President Obama said in June that since he first “asked” Congress to raise the minimum wage, thirteen states have done so, even though Congress has not. These states, the president said, have seen more job creation.
According to a piece in today’s Wall Street Journal, the president bases this contention on a report from the Center for Economic and Policy Research that claimed that the thirteen states in question had higher than average employment growth from January 2014.
Liya Palagashvili,a fellow of the Classical Liberal Institute at the NYU School of Law, and Rachel Mace, a student of economics at George Mason University, have taken a closer look at the study:
Of the 13 states that raised the minimum wage, Connecticut, New Jersey and New York were the three that raised it most, with increases ranging from 5% to 14%. These three states also experienced the worst job growth between January and May, an average of 0.03% compared with an average 1.28% for the other 10 states. Indeed, job growth was worse in each of these three states than it was, on average, in the 37 states that did not raise their minimum wage at all. Moreover, in New Jersey, the state that hiked minimum wage the most—to $8.25 an hour from $7.25—employment actually fell by about 0.56%.

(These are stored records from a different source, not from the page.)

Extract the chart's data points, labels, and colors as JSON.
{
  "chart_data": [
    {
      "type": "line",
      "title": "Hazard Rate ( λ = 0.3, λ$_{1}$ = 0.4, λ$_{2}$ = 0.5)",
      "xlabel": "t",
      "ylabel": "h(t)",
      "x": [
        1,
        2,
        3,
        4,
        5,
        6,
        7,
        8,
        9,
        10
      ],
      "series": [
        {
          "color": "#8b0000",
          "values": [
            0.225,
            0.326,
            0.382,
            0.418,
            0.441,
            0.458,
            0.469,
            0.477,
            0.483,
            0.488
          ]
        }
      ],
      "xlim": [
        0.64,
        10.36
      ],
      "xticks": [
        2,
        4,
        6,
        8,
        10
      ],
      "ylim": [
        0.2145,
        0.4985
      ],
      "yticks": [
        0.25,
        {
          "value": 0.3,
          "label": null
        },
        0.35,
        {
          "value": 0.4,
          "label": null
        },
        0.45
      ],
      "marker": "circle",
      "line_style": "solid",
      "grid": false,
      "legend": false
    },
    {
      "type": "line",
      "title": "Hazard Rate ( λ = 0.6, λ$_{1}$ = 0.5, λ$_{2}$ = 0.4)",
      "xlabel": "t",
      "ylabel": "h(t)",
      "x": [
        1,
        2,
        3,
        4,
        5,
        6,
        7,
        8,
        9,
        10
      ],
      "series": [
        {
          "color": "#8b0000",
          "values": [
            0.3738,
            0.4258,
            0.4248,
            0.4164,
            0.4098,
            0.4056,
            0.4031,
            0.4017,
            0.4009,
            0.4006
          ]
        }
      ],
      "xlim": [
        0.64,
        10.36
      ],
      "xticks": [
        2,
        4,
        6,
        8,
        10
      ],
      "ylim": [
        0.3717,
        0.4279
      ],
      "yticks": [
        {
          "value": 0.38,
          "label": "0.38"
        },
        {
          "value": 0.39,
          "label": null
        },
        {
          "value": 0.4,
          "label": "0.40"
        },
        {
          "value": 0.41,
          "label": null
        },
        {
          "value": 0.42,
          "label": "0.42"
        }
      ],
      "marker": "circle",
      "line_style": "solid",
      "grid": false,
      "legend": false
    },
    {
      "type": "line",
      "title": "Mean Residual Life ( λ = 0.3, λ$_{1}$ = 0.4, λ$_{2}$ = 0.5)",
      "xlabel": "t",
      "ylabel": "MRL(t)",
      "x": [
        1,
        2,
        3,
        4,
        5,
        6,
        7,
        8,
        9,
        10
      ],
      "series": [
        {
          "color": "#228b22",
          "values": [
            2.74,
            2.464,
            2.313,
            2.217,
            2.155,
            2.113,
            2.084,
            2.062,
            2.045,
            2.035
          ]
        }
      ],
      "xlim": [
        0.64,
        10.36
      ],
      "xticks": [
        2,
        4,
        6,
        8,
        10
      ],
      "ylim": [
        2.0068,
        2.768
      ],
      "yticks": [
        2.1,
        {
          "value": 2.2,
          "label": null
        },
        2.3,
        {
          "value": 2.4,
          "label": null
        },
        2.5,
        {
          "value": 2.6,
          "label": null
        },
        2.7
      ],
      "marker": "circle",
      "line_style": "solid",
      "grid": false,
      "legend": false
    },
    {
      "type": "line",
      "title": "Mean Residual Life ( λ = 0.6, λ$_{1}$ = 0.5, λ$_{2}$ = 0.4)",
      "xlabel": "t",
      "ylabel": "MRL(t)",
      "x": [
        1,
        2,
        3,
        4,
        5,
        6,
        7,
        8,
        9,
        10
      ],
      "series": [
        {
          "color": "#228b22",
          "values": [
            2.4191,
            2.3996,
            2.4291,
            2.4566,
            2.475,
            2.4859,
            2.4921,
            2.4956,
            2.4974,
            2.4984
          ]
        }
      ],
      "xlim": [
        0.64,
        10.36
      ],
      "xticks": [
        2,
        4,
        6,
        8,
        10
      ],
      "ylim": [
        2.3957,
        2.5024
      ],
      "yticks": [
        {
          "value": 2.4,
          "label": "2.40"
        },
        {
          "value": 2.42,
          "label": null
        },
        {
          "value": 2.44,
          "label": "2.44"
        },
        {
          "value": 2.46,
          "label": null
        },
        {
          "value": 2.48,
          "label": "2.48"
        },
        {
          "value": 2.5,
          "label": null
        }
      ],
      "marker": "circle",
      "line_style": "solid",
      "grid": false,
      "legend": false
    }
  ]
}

Washington experienced the largest job growth at 2.1%, but the state only raised its hourly minimum wage by 13 cents. A full-time minimum-wage employee in Seattle now earns, before taxes, a whopping $23.80 more a month. That's barely enough to cover dinner for two at a chain restaurant. Consider also that between December and May the price of gasoline rose by more than 20 cents a gallon, according to Gasbuddy.com. Minimum-wage workers would need a big chunk of their higher pay to cover the increased cost of driving. There's no way there was enough left over to spark extra job growth.
We conducted a statistical analysis of the Bureau of Labor Statistics' data called a two-sample "t" test for comparing two means. We found, for this time period, no difference in the job-growth trend in the states that raised their minimum wages from states that did not. In other words, the correlation cited as debunking the economic case against the minimum wage is not statistically significant.
But can’t minimum wage hike advocates claim that raising the minimum wage at least does not hinder job creation? The authors point to their finding that states that raised their minimum wage the most saw, on average, lower job creation. That seems to refute the notion that a minimum wage hike has a neutral effect on job creation.
Advocates of hiking the minimum wage often say that if there is more money in the pockets of minimum wage workers, then they will spend more and there will be more money in circulation, leading to a demand for more goods and services—and—presto—more hiring.
But, as the authors note, only 2 percent of the American workforce is made up of minimum wage workers. That is too small a segment to significantly boost the economy. So the hard truth remains: if we make it more expensive to hire new workers, fewer will be hired.